Ratings will be irrelevant to CBS as far as "Comics Unlimited" is concerned. CBS's revenue is guaranteed. Byron Allen's the one on the hook for it. And, I suspect, he's less in it for the money than for the ego boost of having a show in the prestigious late-night slot. He could be running commercials for Ginsu knives and, I believe, not really care all that much about how that would look.

In short, arguing ratings for the situation as it is in 2026 is beside the point, for multiple reasons.

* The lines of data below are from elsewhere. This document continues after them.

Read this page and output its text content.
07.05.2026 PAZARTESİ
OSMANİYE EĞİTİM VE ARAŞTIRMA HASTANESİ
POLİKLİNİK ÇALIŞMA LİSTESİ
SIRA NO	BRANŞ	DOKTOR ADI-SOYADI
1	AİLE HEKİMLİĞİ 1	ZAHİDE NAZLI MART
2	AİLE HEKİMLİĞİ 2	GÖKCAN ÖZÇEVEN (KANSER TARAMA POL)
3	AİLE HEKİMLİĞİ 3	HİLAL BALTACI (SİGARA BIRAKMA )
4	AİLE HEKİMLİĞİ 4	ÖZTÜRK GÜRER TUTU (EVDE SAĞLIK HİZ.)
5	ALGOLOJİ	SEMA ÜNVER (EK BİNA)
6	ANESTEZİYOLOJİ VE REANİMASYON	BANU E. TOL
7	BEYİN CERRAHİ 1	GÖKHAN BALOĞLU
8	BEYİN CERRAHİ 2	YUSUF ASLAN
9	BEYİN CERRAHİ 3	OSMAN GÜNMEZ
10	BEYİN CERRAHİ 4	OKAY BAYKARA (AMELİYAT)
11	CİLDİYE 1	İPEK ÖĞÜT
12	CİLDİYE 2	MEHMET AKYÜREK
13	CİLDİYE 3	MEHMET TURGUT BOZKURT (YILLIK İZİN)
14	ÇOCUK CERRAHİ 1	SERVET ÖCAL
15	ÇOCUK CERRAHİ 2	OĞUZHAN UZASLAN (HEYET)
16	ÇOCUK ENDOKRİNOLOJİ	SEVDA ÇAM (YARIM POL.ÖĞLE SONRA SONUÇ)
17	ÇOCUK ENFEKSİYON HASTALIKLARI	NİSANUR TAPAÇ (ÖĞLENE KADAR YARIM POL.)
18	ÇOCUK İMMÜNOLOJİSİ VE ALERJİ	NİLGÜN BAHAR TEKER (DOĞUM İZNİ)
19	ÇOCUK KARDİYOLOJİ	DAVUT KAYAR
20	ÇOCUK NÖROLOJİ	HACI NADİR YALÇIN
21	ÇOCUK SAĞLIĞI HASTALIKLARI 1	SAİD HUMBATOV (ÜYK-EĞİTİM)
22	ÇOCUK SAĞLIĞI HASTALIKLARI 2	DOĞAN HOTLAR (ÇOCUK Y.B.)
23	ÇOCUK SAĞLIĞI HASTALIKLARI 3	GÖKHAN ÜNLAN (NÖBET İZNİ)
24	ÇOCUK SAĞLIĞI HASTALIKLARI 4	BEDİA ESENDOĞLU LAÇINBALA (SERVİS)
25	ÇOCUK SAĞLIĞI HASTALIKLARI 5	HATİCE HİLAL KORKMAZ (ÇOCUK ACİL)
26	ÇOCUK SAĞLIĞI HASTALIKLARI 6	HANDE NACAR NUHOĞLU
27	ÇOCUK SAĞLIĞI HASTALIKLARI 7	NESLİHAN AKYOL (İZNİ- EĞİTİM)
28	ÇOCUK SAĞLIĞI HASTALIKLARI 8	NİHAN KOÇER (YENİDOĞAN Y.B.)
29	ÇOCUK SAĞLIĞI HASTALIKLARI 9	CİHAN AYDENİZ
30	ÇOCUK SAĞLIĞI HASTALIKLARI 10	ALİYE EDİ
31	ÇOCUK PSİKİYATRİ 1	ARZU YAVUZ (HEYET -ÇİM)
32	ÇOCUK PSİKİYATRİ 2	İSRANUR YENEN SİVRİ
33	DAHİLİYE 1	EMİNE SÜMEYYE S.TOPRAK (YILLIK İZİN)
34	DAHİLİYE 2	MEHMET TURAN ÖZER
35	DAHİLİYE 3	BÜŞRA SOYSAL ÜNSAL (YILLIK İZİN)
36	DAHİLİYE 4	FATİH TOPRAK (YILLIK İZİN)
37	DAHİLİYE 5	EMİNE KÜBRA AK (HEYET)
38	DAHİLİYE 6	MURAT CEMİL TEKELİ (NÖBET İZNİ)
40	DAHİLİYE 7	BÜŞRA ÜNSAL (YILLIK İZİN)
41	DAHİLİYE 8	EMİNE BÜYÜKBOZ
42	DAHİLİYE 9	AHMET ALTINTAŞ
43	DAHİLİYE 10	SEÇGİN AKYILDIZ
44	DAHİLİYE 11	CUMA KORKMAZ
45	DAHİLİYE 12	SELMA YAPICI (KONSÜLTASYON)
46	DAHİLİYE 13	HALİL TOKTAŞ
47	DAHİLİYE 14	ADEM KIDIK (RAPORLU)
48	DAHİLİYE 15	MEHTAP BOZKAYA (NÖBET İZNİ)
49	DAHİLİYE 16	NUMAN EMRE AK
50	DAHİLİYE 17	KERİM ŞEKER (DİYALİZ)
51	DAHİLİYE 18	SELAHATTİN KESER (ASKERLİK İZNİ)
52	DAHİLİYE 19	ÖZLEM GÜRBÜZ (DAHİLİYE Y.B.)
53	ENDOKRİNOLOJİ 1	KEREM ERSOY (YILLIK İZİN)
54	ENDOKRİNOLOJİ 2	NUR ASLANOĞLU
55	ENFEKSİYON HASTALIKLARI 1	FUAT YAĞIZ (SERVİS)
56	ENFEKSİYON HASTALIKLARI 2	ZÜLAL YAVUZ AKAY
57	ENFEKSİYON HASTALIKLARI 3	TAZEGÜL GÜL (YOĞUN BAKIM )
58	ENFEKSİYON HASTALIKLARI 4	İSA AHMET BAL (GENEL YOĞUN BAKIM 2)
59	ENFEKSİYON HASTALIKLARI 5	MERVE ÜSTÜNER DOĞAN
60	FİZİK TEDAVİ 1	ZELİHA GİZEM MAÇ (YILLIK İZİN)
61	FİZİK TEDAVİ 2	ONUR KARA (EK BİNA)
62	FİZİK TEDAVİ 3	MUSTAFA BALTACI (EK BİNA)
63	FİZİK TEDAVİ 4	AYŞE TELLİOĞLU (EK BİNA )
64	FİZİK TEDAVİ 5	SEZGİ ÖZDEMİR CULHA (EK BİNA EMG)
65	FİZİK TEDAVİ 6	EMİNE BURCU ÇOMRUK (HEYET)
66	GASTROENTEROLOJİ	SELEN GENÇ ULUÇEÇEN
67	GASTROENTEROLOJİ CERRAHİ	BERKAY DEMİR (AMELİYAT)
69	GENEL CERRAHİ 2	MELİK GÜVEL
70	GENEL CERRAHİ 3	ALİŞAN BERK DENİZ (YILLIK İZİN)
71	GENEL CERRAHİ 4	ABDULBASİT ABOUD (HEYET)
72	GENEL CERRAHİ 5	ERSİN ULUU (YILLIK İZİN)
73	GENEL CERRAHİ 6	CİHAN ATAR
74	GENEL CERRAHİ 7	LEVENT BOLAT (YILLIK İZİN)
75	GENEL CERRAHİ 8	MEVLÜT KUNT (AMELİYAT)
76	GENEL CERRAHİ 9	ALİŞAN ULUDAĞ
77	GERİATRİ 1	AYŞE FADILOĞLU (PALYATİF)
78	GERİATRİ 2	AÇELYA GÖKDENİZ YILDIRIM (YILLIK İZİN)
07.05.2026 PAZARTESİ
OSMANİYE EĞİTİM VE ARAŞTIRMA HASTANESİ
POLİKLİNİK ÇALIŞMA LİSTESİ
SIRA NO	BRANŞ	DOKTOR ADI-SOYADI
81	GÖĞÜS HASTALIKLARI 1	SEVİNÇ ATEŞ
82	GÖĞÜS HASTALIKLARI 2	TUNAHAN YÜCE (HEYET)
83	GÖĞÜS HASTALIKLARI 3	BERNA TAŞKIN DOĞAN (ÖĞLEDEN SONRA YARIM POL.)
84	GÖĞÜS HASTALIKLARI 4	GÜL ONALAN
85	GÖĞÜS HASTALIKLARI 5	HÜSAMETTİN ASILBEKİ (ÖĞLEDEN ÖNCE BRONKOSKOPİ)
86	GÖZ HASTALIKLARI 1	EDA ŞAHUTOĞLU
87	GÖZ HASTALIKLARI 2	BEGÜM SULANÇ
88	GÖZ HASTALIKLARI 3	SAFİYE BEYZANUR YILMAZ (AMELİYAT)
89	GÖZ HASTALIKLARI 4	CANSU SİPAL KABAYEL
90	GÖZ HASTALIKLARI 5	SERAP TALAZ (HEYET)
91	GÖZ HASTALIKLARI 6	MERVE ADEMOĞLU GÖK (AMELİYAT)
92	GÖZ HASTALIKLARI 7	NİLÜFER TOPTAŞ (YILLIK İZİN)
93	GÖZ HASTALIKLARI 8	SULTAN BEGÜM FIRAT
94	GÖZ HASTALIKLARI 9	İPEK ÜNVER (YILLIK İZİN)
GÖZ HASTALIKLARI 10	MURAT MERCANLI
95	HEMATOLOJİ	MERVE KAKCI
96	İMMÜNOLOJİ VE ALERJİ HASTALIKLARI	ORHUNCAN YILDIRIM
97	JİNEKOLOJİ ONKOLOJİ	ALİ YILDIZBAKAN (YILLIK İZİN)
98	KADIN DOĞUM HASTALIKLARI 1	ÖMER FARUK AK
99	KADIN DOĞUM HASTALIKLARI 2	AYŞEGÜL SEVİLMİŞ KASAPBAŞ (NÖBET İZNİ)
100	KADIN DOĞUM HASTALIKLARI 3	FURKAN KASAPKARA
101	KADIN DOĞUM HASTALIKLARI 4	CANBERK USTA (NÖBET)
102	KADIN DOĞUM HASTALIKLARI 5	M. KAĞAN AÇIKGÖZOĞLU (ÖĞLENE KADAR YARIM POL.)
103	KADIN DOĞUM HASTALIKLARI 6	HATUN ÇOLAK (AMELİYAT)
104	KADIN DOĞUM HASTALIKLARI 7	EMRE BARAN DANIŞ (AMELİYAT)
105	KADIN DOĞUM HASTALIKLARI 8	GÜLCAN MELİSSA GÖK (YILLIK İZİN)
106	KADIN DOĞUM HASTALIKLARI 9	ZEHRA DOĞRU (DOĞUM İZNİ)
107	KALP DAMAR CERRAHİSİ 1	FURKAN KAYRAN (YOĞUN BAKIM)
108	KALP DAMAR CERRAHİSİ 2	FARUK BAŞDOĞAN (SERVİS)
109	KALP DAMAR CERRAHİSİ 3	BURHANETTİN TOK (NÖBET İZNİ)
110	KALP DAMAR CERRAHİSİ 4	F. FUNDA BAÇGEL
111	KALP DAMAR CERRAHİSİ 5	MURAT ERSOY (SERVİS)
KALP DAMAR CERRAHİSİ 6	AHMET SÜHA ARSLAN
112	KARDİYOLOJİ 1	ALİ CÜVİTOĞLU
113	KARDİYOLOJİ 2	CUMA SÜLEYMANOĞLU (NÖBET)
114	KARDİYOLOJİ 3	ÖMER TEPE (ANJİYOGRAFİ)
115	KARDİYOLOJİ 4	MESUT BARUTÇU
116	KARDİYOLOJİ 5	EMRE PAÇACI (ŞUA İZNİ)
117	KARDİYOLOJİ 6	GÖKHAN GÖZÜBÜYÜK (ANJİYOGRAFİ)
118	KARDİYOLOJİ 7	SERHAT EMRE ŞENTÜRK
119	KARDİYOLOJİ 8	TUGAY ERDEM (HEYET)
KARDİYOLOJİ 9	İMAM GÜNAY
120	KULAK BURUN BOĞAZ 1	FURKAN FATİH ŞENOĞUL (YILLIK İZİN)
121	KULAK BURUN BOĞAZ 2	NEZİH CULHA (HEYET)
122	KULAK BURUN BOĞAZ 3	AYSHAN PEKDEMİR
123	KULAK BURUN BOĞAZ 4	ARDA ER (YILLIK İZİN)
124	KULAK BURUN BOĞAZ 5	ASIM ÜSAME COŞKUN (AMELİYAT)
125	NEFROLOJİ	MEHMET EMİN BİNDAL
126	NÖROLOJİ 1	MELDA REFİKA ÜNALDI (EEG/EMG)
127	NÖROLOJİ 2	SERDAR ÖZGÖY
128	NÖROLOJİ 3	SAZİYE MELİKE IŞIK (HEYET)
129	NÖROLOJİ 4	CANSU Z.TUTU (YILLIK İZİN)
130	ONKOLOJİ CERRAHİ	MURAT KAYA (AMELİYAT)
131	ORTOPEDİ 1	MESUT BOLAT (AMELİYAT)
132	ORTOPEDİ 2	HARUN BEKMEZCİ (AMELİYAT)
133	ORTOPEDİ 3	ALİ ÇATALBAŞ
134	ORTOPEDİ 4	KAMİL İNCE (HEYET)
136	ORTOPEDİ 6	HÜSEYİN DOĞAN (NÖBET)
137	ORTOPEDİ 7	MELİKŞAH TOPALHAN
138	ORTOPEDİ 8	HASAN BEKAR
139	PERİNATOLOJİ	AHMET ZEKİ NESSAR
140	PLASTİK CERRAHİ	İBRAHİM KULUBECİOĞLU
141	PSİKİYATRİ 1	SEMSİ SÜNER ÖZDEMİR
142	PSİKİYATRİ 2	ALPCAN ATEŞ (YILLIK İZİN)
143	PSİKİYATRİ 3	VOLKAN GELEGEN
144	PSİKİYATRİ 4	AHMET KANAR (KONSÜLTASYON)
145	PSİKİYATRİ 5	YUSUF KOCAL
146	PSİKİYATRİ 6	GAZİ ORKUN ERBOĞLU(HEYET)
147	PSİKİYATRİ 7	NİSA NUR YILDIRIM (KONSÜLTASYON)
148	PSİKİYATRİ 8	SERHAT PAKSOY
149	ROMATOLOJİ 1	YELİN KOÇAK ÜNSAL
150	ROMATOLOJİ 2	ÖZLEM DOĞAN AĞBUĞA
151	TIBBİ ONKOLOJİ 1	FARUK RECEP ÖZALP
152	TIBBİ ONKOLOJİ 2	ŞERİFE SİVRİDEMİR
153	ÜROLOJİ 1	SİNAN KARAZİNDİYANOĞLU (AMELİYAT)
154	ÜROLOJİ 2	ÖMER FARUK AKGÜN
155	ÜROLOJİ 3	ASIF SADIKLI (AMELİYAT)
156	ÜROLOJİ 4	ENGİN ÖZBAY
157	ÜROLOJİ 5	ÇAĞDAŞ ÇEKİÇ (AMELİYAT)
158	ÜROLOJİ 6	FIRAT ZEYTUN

The other thing: the first year of Colbert's "Late Show", ratings performance was inconsistent. In 2016, that mattered to CBS. Colbert explicitly wanted to do a classic late-night variety show. He was tired of the "Stephen Colbert" character and the performance art that it entailed. He toned down the politics...just as the political conversation in the country was ramping up and becoming ever more polarized. His timing for that was not good. So CBS persuaded him to bring in Chris Licht...a morning-show producer...who made the show more topical. That meant making it more political, this time with Colbert as himself. It worked. Depoliticizing the time slot is not going to gain audience and, I believe, will lose substantial audience. Again, it doesn't matter now for CBS since Allen is buying the time. What might matter for CBS is losing original content that it can monetize through clips on social media.
 
What might matter for CBS is losing original content that it can monetize through clips on social media.

The only real bright is the NFL and sports. Except the NFL wants more money:


The other problem Paramount has is its relationship with the creative community. The messy way the Colbert thing was handled doesn't sit well with the creative people, who Paramount relies on to come up with TV shows and movies. The WBD merger makes it even worse.